For many firms, this will require a significant, even scary change in thinking and tactics; payor-centric communications; comfort with a massive increase in transparency; and a greater willingness to partner. Therefore, while the financial risks of moving to a value-based world are daunting, ultimately the greatest challenges are intellectual.
Value-based drug benefit designs will pose the greatest challenges to manufacturers with product lines (or pipelines) dominated “me too” drugs; rigid, risk-adverse organizational silos; and out-dated, prescriber-centric communications.
While I certainly think the industry has been tip-toeing towards value based benefits for a while, it still will beg several key questions: [Note: When I think about value based, I think about a grid showing outcomes mapped out versus costs similar to a quality over price analysis.]

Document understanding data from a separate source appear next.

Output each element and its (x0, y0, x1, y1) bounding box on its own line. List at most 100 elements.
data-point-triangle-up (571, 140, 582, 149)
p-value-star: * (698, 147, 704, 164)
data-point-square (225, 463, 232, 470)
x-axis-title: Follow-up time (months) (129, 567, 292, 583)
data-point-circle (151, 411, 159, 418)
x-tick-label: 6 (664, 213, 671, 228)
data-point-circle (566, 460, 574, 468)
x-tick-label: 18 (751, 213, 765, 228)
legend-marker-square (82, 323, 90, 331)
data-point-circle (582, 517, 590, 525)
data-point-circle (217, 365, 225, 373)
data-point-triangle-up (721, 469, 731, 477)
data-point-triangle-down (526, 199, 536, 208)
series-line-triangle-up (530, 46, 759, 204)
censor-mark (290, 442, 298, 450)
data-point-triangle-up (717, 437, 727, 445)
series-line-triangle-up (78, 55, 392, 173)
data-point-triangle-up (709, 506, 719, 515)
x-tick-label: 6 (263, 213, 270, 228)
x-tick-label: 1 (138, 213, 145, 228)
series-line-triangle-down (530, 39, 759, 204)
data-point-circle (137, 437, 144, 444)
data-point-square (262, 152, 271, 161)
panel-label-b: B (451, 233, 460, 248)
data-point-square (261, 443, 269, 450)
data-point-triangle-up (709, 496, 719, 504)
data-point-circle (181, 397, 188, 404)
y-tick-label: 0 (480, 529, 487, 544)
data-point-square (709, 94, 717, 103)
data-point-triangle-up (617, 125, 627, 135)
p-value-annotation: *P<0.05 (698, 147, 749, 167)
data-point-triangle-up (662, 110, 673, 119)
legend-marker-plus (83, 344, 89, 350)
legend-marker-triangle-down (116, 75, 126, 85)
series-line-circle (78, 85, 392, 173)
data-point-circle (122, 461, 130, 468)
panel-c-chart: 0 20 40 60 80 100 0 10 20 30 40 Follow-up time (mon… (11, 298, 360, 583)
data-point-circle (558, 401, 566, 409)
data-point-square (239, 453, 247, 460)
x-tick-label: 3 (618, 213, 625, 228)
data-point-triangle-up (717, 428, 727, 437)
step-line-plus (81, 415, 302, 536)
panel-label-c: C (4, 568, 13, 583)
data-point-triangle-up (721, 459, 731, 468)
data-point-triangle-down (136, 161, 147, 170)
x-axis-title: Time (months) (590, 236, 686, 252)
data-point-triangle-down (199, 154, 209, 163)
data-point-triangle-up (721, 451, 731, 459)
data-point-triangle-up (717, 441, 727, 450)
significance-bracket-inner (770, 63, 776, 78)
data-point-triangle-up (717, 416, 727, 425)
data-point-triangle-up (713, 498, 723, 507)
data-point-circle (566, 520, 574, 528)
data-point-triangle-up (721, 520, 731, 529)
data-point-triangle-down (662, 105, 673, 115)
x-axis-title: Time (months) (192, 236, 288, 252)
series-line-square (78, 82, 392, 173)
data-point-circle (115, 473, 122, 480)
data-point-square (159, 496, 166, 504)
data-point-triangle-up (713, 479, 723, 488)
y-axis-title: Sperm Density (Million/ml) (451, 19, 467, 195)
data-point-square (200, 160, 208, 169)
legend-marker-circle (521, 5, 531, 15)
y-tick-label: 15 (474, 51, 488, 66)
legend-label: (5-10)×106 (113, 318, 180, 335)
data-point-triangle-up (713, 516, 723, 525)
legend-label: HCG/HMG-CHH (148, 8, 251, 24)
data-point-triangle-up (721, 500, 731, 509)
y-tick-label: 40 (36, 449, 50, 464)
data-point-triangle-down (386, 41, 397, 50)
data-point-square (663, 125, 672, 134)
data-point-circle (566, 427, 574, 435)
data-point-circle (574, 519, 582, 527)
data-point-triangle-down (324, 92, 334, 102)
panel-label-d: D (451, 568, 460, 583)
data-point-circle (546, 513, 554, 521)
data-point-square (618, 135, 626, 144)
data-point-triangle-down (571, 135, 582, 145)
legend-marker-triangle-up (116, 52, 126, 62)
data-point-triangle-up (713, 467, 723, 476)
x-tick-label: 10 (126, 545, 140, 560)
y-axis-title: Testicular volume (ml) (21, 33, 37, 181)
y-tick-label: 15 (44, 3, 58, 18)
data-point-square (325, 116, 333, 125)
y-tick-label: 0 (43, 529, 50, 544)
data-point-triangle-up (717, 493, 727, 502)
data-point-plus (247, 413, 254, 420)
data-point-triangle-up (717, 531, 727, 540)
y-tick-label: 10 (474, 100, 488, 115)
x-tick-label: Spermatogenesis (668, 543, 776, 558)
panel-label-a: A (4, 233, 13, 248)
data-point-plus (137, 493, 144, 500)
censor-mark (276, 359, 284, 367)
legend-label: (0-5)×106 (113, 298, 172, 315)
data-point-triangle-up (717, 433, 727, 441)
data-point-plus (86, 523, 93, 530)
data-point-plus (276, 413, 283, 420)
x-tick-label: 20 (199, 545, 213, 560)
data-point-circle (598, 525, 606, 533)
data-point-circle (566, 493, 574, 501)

- How do you value certain things – less pain, convenience, minor variations in outcomes, extension of life?
- How does genomics play in here when you realize that a drug may be better for one patient but worse for another?
- How do you communicate this to patients without making benefits more difficult to understand?
- Can patients “buy-up” to pay the difference to allow them to get an alternative that keeps the company neutral?
- Will we ever get standards and clean data? We can’t even agree about whether anti-depressants work.
I agree it’s a key trend and one to watch, but I think the implemented reality will be radically different than the solutions out there.